The introduction of the CHOICE Act—the Republicans’ proposed alternative to Dodd-Frank—last month by Rep. Jeb Hensarling (R-Texas), Chairman of the House Financial Services Committee, has sparked even more fierce debate between the parties in his Committee. On Tuesday in a full Committee hearing focusing on the capital requirements of the CHOICE Act, the tension was evident as both sides presented their cases for why they believe the CHOICE Act would or would not help the financial industry and the economy.
Hensarling said in his opening statement that the CHOICE Act will offer “economic growth for all and bank bailouts for none.” But according to Rep. Maxine Waters (D-California), Ranking Member of the Committee, the CHOICE Act will make “radical changes to our financial regulatory framework that would harm consumers and the greater economy.”
Hensarling began his argument at the committee hearing stating he believes the American people remain “stuck in the slowest and weakest economic recovery since at least World War II” and that the economy, including stagnant paychecks and declined savings, are causing the people to lose hope.
He attributed these beliefs to the Dodd-Frank Act that was initiated by President Obama six years ago on July 21, 2010. Hensarling stated the act hurt not only the economy but consumers as well. Additionally, he stated he felt the act made the American financial system less stable.
“It’s time for a new paradigm in banking, and capital markets,” said Hensarling. “It’s time to offer all Americans opportunities to raise their standards of living and achieve financial independence. In a phrase, we need economic growth for all and bank bailouts for none. There is a better way forward and it’s called the Financial CHOICE Act; an acronym standing for Creating Hope and Opportunity for Investors, Consumers and Entrepreneurs.”
The Financial CHOICE Act, according to Hensarling, will relieve financial institutions from regulations that inhibit growth as well as produce economic burden rather than benefit. He states the act instead will voluntarily meet higher, yet simpler, capital requirements and stops investors from making “risky bets with taxpayer money.” Hensarling believes this act will end taxpayer bailouts.

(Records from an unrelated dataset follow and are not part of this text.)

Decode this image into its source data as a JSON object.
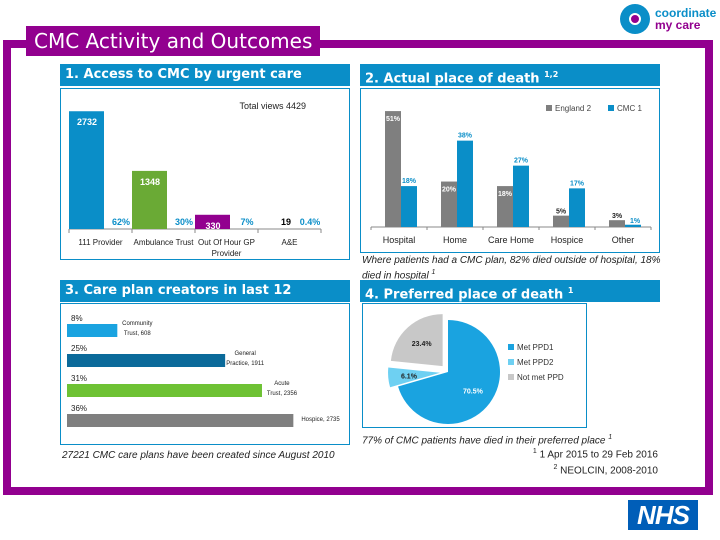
{
  "page_title": "CMC Activity and Outcomes",
  "logo": {
    "line1": "coordinate",
    "line2": "my care",
    "icon": "coordinate-my-care-logo"
  },
  "nhs_logo": "NHS",
  "colors": {
    "purple": "#92008f",
    "blue": "#0a8ec8",
    "green": "#6aaa35",
    "grey": "#7f7f7f",
    "dark_blue": "#0b6a9a",
    "light_blue": "#6ed0f2",
    "light_grey": "#c8c8c8"
  },
  "panels": {
    "p1": {
      "title": "1. Access to CMC by urgent care providers",
      "sup": "1"
    },
    "p2": {
      "title": "2. Actual place of death",
      "sup": "1,2",
      "caption": "Where patients had a CMC plan, 82% died outside of hospital, 18% died in hospital",
      "caption_sup": "1"
    },
    "p3": {
      "title": "3. Care plan creators in last 12 months",
      "caption": "27221 CMC care plans have been created since August 2010"
    },
    "p4": {
      "title": "4. Preferred place of death",
      "sup": "1",
      "caption": "77% of CMC patients have died in their preferred place",
      "caption_sup": "1"
    }
  },
  "footnotes": [
    {
      "sup": "1",
      "text": "1 Apr 2015 to 29 Feb 2016"
    },
    {
      "sup": "2",
      "text": "NEOLCIN, 2008-2010"
    }
  ],
  "chart_data": [
    {
      "type": "bar",
      "title": "1. Access to CMC by urgent care providers",
      "annotation": "Total views 4429",
      "categories": [
        "111 Provider",
        "Ambulance Trust",
        "Out Of Hour GP Provider",
        "A&E"
      ],
      "values": [
        2732,
        1348,
        330,
        19
      ],
      "percent_labels": [
        "62%",
        "30%",
        "7%",
        "0.4%"
      ],
      "bar_colors": [
        "#0a8ec8",
        "#6aaa35",
        "#92008f",
        "#0a8ec8"
      ],
      "ylim": [
        0,
        2900
      ]
    },
    {
      "type": "bar",
      "title": "2. Actual place of death",
      "categories": [
        "Hospital",
        "Home",
        "Care Home",
        "Hospice",
        "Other"
      ],
      "series": [
        {
          "name": "England",
          "sup": "2",
          "color": "#7f7f7f",
          "values": [
            51,
            20,
            18,
            5,
            3
          ],
          "labels": [
            "51%",
            "20%",
            "18%",
            "5%",
            "3%"
          ]
        },
        {
          "name": "CMC",
          "sup": "1",
          "color": "#0a8ec8",
          "values": [
            18,
            38,
            27,
            17,
            1
          ],
          "labels": [
            "18%",
            "38%",
            "27%",
            "17%",
            "1%"
          ]
        }
      ],
      "legend": "top-right",
      "ylim": [
        0,
        55
      ]
    },
    {
      "type": "bar",
      "orientation": "horizontal",
      "title": "3. Care plan creators in last 12 months",
      "categories": [
        "Community Trust",
        "General Practice",
        "Acute Trust",
        "Hospice"
      ],
      "values": [
        608,
        1911,
        2356,
        2735
      ],
      "percent_labels": [
        "8%",
        "25%",
        "31%",
        "36%"
      ],
      "bar_colors": [
        "#1aa3e0",
        "#0b6a9a",
        "#6ec234",
        "#7f7f7f"
      ],
      "xlim": [
        0,
        2900
      ]
    },
    {
      "type": "pie",
      "title": "4. Preferred place of death",
      "labels": [
        "Met PPD1",
        "Met PPD2",
        "Not met PPD"
      ],
      "values": [
        70.5,
        6.1,
        23.4
      ],
      "value_labels": [
        "70.5%",
        "6.1%",
        "23.4%"
      ],
      "colors": [
        "#1aa3e0",
        "#6ed0f2",
        "#c8c8c8"
      ],
      "legend": "right"
    }
  ]
}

Hensarling stated that in order to afford this exchange, many larger banks will need to raise significant additional equity capital although most community banks and credit unions will need to raise little if any additional capital. As well banking organizations that maintain certain qualifications may choose to be exempt from the regulations that pre-date Dodd-Frank and those that make a capital election will still be observed and regulated by the banking agencies, but the presumption will be that they are operating safely and soundly.

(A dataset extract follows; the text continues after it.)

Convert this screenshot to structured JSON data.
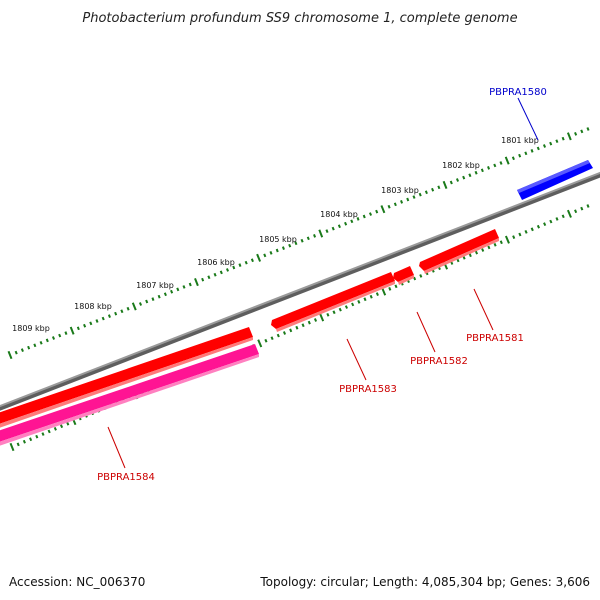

Hensarling stated that while he believes maintaining a large capital buffer does not guarantee that a bank will never fail, he thinks it should be noted that among all insured depository institutions that entered 2008 with a leverage ratio of at least 10 percent, 98 percent survived the financial crisis and of those that did fail, none were of a sufficient size or scale to present any systemic issues.
Hensarling finished his opening statement stating, “Seven-plus years of Obamanomics and six years of Dodd-Frank have delivered nothing to the American people but stagnant paychecks and diminished savings. Freeing well-capitalized, well-managed financial firms from the chokehold of an overly intrusive, heavily politicized regulatory regime will help create a healthier economy for all struggling Americans.”
Alternatively, Waters’ started her opening statement by stating she felt from the moment Dodd-Frank was passed, she has seen “piecemeal attempts” by her colleagues on the Republican side “aimed at undercutting Wall Street Reform” and putting the desires of “special interests” above those of Americans.
“The legislation we will consider today—the Wrong Choice Act—is the centerpiece of this deregulatory agenda and is the culmination of six years of Republican efforts to gut financial reform,” said Waters. “It recycles every bad idea this Committee has ever generated, adds a few more bad ideas on top, and creates an omnibus of special interest giveaways that invites the next financial crisis.”
Waters stated that she felt hearing was focused on an act that she believes would give banks a “hall pass” from Wall Street Reform if they achieve a 10 percent capital ratio.
She stated that while credible financial reformers have proposed strengthening capital requirements in exchange for some regulatory relief for community banks, she does not believe that the Financial CHOICE Act is that bill and that the act does not contains any of the guardrails of other proposals, such as limits on banks’ derivatives activity. She stated that she believed because the act has no caps on bank mergers, this will mean big banks will only get bigger.
Waters stated, “While the bill claims to end taxpayer bailouts, it would actually put us right back to where we were in 2008, when the largest banks had an implicit taxpayer guarantee.”
Most importantly Waters stated that she felt the bill would make it “nearly impossible” for the Consumer Financial Protection Bureau to protect borrowers from financial abuse. She stated that to her, this does not make good sense and she believes the act would undo the benefits it in her opinion has produced for consumers.
Waters ended her statement saying, “Instead of spending so much time and energy trying to repeal Dodd-Frank, we should be building on its reforms and ensuring that our regulators can implement them effectively. That is the work this Committee should be focused on.”